Временами я ненавижу его. Ненавижу до нервной зевоты, до сердцебиения, до дрожи в пальцах…
Может быть, потому я ненавижу его, что он мне ясен, весь какой есть, с его умным, недобрым взглядом, с этой манерой слегка растягивать гласные, резко подчеркивая согласные, с улыбкой, которая кажется снисходительной, а на самом деле решительно безразлична к кому бы то ни было…
Я знаю его досконально, прежде, чем он вымолвит слово, я уже угадываю это слово и почти всегда безошибочно. Я сразу вижу, когда он начинает играть, а играет он, в сущности, всегда. Причем, надо сказать, будучи человеком, бесспорно, одаренным, он сразу же вживается в игру и уже сам неоспоримо верит только что созданному, всегда разнообразному стереотипу. То он хилый, отживающий свое старичок.
— Эх, молодежь, — так и чудится в мутном его взоре, в слабой, едва заметной улыбке, в неглубоких морщинках возле рта, — эх, молодежь, болею за вас за всех душой, всё-то вы стремитесь куда-то, всё-то вам чего-то надобно…
То он сильный, мужественный, откуда что берется! Плечи развернуты, взгляд орлиный, походка бодрая, стремительная, право же, двадцать лет сбросил, да и только! То он углубленный в себя чудак-ученый, пренебрегающий всеми, какие есть, жизненными преимуществами, для которого самое изо всего важное — чистое золото науки. То он эпикуреец, жадный до радостей бытия, пленительно остроумный, зажигательно-веселый, влюбляющий в себя запросто кого угодно, хоть первую красавицу, хоть принцессу крови. И каждый, кто видит его в том или ином обличье, сознает: он именно такой, какой есть, и, наверное, потому он вызывает доверие, что самому себе, разноликому, верит…
Только один я знаю, каков он на самом деле. Почему знаю? Потому, что всю свою сознательную жизнь я провел возле него, как говорит мой бывший однокурсник, а ныне член-корреспондент Академии медицинских наук Вова Широков, я нахожусь в постоянной тени, отбрасываемой этой великой личностью уже добрых и не очень добрых сорок с лишним лет.
Я бездарен, безусловно и абсолютно бездарен. Он, мой учитель, как-то выразился обо мне так:
— Убедительно неталантлив…
Точнее трудно было бы придумать. Так оно и есть — убедительно неталантлив. Правда, исполнителен, прилежен, эти два качества, как известно; всегда сопутствуют бездарности. Истинный талант более непоседлив, а зачастую даже ленив, хотя Жюль Ренар считает иначе: гении — это волы, работающие день и ночь. Но, как бы там ни было, я — надежная посредственность, на меня всегда и во всем можно положиться. Америк не открою, ни в коем случае, талантом не блесну, никогда не щегольну каким-либо ярким исследованием, зато я ровен и устойчив, словно лед в пробирке, я та самая рука, на которую можно опереться, сознавая, что рука выдержит, не дрогнет, не подведет.

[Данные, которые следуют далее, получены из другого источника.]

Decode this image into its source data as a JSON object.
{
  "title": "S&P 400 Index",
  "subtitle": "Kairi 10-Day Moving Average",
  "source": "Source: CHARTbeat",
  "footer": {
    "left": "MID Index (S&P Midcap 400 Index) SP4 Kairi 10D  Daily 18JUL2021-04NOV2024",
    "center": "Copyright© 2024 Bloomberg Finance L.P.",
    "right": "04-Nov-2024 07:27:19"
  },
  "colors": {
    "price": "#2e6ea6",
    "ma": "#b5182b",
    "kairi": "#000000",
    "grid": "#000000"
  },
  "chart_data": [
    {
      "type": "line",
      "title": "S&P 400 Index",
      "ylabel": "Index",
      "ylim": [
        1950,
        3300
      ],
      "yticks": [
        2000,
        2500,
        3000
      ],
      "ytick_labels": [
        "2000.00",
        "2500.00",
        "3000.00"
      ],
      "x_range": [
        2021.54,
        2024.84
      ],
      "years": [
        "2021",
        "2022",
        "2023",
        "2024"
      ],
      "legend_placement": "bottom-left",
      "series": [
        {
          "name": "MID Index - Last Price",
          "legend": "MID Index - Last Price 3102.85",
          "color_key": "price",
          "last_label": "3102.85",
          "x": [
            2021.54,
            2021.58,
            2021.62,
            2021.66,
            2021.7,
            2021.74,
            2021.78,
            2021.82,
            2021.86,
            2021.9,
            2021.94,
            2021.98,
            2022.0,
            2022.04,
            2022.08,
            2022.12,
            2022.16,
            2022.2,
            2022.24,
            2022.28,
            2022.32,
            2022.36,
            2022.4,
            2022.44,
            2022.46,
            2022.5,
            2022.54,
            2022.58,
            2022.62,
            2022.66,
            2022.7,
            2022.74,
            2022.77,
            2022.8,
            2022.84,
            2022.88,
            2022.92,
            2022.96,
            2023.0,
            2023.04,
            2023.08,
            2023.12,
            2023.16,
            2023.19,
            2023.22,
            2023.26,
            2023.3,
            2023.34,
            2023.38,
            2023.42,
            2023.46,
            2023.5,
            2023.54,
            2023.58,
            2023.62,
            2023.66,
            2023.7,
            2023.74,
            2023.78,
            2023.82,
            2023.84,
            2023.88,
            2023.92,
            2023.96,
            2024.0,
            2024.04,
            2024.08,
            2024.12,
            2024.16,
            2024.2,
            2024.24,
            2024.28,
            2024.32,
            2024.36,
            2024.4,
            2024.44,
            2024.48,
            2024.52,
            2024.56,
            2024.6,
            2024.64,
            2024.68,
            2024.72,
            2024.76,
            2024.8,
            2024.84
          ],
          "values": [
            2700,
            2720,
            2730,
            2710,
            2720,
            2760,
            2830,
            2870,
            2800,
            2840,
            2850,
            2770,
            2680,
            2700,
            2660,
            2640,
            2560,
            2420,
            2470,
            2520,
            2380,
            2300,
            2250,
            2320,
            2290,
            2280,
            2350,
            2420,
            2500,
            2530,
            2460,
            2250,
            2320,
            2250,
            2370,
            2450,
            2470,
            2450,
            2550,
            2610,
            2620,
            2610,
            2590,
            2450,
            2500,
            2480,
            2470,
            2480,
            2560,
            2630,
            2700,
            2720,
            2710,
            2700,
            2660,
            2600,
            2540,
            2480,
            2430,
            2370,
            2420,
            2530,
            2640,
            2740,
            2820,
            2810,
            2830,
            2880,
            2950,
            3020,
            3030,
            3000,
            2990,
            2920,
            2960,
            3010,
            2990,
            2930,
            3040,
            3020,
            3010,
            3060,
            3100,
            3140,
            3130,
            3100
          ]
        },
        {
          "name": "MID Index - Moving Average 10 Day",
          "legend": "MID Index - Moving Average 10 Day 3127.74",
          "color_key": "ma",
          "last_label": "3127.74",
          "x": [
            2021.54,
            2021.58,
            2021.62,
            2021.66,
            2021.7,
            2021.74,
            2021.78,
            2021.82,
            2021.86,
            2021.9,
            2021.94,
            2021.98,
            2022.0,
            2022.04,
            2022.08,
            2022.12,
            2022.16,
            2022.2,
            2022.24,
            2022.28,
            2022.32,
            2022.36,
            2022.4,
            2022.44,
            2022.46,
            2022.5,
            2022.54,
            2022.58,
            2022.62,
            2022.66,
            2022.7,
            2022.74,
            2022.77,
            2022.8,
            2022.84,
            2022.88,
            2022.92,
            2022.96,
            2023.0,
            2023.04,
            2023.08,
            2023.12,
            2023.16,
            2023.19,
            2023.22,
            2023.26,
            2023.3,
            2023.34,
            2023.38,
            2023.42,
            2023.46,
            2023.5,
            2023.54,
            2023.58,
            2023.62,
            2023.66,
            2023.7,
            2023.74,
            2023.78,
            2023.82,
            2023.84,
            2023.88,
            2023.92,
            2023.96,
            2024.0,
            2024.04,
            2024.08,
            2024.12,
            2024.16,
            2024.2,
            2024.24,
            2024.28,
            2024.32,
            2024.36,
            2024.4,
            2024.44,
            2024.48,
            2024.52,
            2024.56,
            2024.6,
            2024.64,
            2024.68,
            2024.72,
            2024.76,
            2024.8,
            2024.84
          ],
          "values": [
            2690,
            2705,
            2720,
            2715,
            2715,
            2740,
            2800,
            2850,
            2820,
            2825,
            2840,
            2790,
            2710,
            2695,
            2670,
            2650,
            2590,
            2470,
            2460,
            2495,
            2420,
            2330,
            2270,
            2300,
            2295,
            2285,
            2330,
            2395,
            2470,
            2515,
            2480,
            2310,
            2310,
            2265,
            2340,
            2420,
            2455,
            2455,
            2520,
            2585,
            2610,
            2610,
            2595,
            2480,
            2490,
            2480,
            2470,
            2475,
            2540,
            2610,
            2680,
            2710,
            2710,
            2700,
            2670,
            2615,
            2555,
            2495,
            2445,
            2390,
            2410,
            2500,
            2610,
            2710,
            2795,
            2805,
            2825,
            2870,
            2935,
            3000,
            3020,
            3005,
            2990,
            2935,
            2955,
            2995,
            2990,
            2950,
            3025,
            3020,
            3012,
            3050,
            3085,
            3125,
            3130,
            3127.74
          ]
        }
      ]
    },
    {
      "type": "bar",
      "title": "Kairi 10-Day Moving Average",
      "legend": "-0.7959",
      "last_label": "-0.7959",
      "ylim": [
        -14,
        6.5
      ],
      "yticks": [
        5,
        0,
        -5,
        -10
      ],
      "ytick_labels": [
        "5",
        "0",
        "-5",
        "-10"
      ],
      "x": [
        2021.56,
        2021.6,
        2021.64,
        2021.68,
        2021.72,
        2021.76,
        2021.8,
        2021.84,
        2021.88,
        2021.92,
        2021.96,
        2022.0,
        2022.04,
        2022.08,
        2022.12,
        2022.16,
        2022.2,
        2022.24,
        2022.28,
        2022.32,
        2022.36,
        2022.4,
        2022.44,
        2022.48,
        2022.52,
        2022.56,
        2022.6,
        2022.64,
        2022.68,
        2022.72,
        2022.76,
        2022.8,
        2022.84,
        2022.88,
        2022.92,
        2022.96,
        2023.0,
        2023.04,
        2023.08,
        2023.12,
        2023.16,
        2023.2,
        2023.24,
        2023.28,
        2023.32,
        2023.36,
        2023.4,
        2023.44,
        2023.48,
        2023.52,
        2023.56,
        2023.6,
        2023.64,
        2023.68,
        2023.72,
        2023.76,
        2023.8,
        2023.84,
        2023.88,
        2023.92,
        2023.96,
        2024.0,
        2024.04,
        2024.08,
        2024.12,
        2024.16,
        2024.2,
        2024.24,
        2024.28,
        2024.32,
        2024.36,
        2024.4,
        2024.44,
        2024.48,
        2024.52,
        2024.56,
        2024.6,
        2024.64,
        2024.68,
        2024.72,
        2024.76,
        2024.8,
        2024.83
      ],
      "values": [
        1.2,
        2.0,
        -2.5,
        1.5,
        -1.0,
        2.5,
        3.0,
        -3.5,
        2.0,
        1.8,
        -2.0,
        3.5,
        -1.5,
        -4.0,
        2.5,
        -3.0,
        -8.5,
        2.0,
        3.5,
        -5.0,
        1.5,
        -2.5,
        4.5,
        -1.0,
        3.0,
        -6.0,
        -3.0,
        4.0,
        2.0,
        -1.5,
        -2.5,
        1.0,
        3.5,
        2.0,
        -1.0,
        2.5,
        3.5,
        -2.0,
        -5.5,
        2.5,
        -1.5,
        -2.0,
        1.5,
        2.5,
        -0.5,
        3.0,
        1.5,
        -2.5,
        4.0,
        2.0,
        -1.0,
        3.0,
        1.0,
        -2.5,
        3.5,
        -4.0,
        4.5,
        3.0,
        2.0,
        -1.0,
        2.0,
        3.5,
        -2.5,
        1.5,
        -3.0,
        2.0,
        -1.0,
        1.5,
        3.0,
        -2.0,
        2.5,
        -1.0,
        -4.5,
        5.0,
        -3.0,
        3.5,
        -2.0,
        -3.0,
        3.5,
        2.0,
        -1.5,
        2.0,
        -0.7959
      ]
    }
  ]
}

Когда-то я, окончив медицинский институт, остался в аспирантуре, при кафедре. Сам старик ходатайствовал за меня. А слово старика — это известно всем — сила. Было ему в ту пору едва ли больше сорока, но его уже все дружно звали стариком, то ли за выдающуюся его одаренность, то ли за операции, которые он уже тогда начинал практиковать, создавшие ему вполне заслуженную славу, окружившие негаснущим ореолом его короткую невыразительную фамилию.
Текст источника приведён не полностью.